In a Letter to Science, Donald Siegel and Philippe Baveye discuss what they call “the paper glut” we face and address suggestions to improve the reviewing system.
“Publish or perrish” has become a real fashion of doing research and has somehow replaced the desire to share knowledge. The authors recall that the amount of schlarly published papers increased by 200 to 300% between the early 1980s and the late 1990s. Bibliometrics have been established, such as the h-(for Hirsch) and g-indexes, which aim at giving an evaluation of a researcher’s impact in a given domain. Despite all the critics adressed to those indexes, university administrations and funding agencies use the number of papers published by a faculty member per year as an evaluation of his/her productivity.
The authors adress an essential question: what about the reviewers? Ok, a great amount of papers are published, but someone had to review them beforehand. The problem is that peer-reviewing is not recognized as a scientific work while it is and it is also a time-consuming activity.
In a 2007 survey of three thousand academics conducted by Mark Ware for the Publishing Research Consortium, the authors reports that the most active reviewers were indeed overloaded. Thus, at about 90% of the authors are also reviewers. They declared having reviewed an average of 8 papers during the last year (compared to a maximum of 9 they were prepared to review). There were also reviewers called active: they completed an average of 14 reviews per year, nearly twice the overall. According to the survey, the active reviewers make up 44% of all reviewers and are responsible for some 80% of all reviews. There is clearly an overload here. Also, what is underlined in this survey is that longer time of review was a reason for dissatisfaction. But the study declares that 20% of invitations to review are declined.
Furthermore, the Sense About Science study conducted in 2009, reported:
Detecting plagiarism and fraud might be a noble aim but is not practical: A majority think peer review should detect plagiarism (81%) or fraud (79%) but fewer (38% and 33%) think it is capable of this.
What is encouraging in both surveys is that the major part of peer reviewers say they do it because they want to be active in the scientific community and improve the knowledge shared by publishing results.
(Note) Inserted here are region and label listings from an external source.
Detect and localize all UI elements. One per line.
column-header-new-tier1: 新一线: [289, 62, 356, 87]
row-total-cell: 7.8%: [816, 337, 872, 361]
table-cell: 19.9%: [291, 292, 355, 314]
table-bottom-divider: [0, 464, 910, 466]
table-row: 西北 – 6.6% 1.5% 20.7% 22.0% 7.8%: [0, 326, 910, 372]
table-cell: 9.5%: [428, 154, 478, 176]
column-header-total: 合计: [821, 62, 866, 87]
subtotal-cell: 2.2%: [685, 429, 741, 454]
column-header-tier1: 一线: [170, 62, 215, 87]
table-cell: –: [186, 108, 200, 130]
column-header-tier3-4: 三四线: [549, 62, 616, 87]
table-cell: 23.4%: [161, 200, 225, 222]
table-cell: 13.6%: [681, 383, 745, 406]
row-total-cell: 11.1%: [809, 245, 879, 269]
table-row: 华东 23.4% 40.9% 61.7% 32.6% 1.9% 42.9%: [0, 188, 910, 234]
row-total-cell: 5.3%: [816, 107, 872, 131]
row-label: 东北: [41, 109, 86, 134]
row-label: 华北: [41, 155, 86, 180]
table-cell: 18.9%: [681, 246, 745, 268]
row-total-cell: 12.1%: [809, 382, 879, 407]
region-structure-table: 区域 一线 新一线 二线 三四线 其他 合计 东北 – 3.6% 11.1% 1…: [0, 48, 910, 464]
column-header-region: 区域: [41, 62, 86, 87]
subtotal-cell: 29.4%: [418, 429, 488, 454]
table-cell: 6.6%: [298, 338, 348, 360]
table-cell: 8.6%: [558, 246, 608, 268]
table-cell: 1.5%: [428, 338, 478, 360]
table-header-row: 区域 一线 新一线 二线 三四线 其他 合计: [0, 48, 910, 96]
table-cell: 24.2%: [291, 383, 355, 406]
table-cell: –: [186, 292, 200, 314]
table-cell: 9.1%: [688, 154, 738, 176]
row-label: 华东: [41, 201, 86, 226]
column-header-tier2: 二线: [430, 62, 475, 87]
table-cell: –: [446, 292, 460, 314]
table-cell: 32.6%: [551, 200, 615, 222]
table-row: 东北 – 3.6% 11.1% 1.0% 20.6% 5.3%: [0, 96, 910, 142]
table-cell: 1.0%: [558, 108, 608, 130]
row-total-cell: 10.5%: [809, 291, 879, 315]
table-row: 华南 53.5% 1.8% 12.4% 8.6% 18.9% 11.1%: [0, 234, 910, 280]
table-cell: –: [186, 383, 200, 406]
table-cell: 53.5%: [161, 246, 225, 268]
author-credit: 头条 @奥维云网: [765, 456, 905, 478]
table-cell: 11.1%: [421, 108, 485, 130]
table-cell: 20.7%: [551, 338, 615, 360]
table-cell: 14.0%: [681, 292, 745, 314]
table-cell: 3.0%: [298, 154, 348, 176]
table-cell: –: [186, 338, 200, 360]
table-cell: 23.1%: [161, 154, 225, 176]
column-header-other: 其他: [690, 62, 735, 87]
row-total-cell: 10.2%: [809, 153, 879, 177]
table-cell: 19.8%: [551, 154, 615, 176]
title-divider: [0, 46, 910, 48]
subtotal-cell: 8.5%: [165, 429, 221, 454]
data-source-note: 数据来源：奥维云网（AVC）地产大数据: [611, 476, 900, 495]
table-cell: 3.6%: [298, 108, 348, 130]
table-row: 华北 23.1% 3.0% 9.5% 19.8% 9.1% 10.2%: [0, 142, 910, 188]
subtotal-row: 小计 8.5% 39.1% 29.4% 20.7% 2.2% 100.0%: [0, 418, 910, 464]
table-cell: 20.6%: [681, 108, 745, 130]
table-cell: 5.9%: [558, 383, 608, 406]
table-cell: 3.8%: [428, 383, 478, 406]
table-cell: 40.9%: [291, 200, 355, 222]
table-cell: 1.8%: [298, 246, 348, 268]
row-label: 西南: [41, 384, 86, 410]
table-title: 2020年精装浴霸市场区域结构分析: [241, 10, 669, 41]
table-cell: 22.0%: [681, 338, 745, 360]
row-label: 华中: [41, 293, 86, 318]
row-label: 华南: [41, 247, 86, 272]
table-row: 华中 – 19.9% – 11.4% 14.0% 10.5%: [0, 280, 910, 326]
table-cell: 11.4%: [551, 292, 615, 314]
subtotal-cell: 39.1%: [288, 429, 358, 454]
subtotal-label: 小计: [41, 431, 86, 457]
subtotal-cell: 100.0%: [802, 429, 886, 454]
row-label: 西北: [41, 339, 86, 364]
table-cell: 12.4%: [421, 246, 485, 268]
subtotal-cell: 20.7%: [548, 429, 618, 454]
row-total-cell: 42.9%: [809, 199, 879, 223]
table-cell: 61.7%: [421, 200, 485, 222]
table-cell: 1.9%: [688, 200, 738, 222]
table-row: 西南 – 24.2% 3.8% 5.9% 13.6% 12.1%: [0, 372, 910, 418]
Nevertheless, Sense About Science reported that 16% of some 4,000 researchers declared reviewing papers because it could increase their chances to have futur papers accepted.
In both surveys, people discuss ways of recognizing peer-reviewers. Reviewers were divided over incentives: the Ware one reports that 35% are favorable and 40% are against payment for reviewers. In Sense About Science, just “over half of reviewers think receiving a payment in kind (e.g. subscription) would make them more likely to review; 41% wanted payment for reviewing, but this drops to just 2.5% if the author had to cover the cost”. Acknowledgement in the journal is the most popular option reported by Sense About Science.
The conclusion Siegel and Baveye make in their Letter to Science is to me an excellent one and we should not, we have to think about a way to contain this paper glut very seriously:
The number of articles published per year should never be used, under any circumstance, as a criterion in tenure or promotion decisions, or to rank academic institutions. As the medical community proposed 25 years ago , researchers should never be allowed to include more than three publications per year in activity reports; in research proposals, principal investigators should cite no more than 10 papers. University administrators should consider peer-reviewing as not only legitimate, but a vitally important way for researchers to contribute to scholarship, and should reward it as such. One way to accomplish this would be a new generation of review impact indexes, based on information provided by publishers. Effectiveness in peer-reviewing should be viewed as an essential skill to acquire for Ph.D. students, worldwide. Journals should demand that for every paper submitted, an author provide three reviews of other manuscripts. Perhaps if authors knew that their reviewing workload would increase dramatically with the number of papers they submit, they would craft fewer and better papers, ultimately benefiting all involved.
Siegel D, & Baveye P (2010). Battling the paper glut. Science (New York, N.Y.), 329 (5998) PMID: 20847251
This is a very nice write-up. I would also suggest that tenure and promotion committees should only be allowed to consider a professor’s top three or five papers. I don’t know how this rule would be demonstratively enforced though.
“Journals should demand that for every paper submitted, an author provide three reviews of other manuscripts. Perhaps if authors knew that their reviewing workload would increase dramatically with the number of papers they submit, they would craft fewer and better papers, ultimately benefiting all involved.”
I quite like that idea, but I worry that it would just lead to lots of really quick, haphazard reviews. People should review a paper because they want to review it. Even a small financial incentive would probably get people much more motivated, if only psychologically (it feels more like “proper work” if you’re getting paid for it, at the moment it often feels like a chore that you do as a favor.)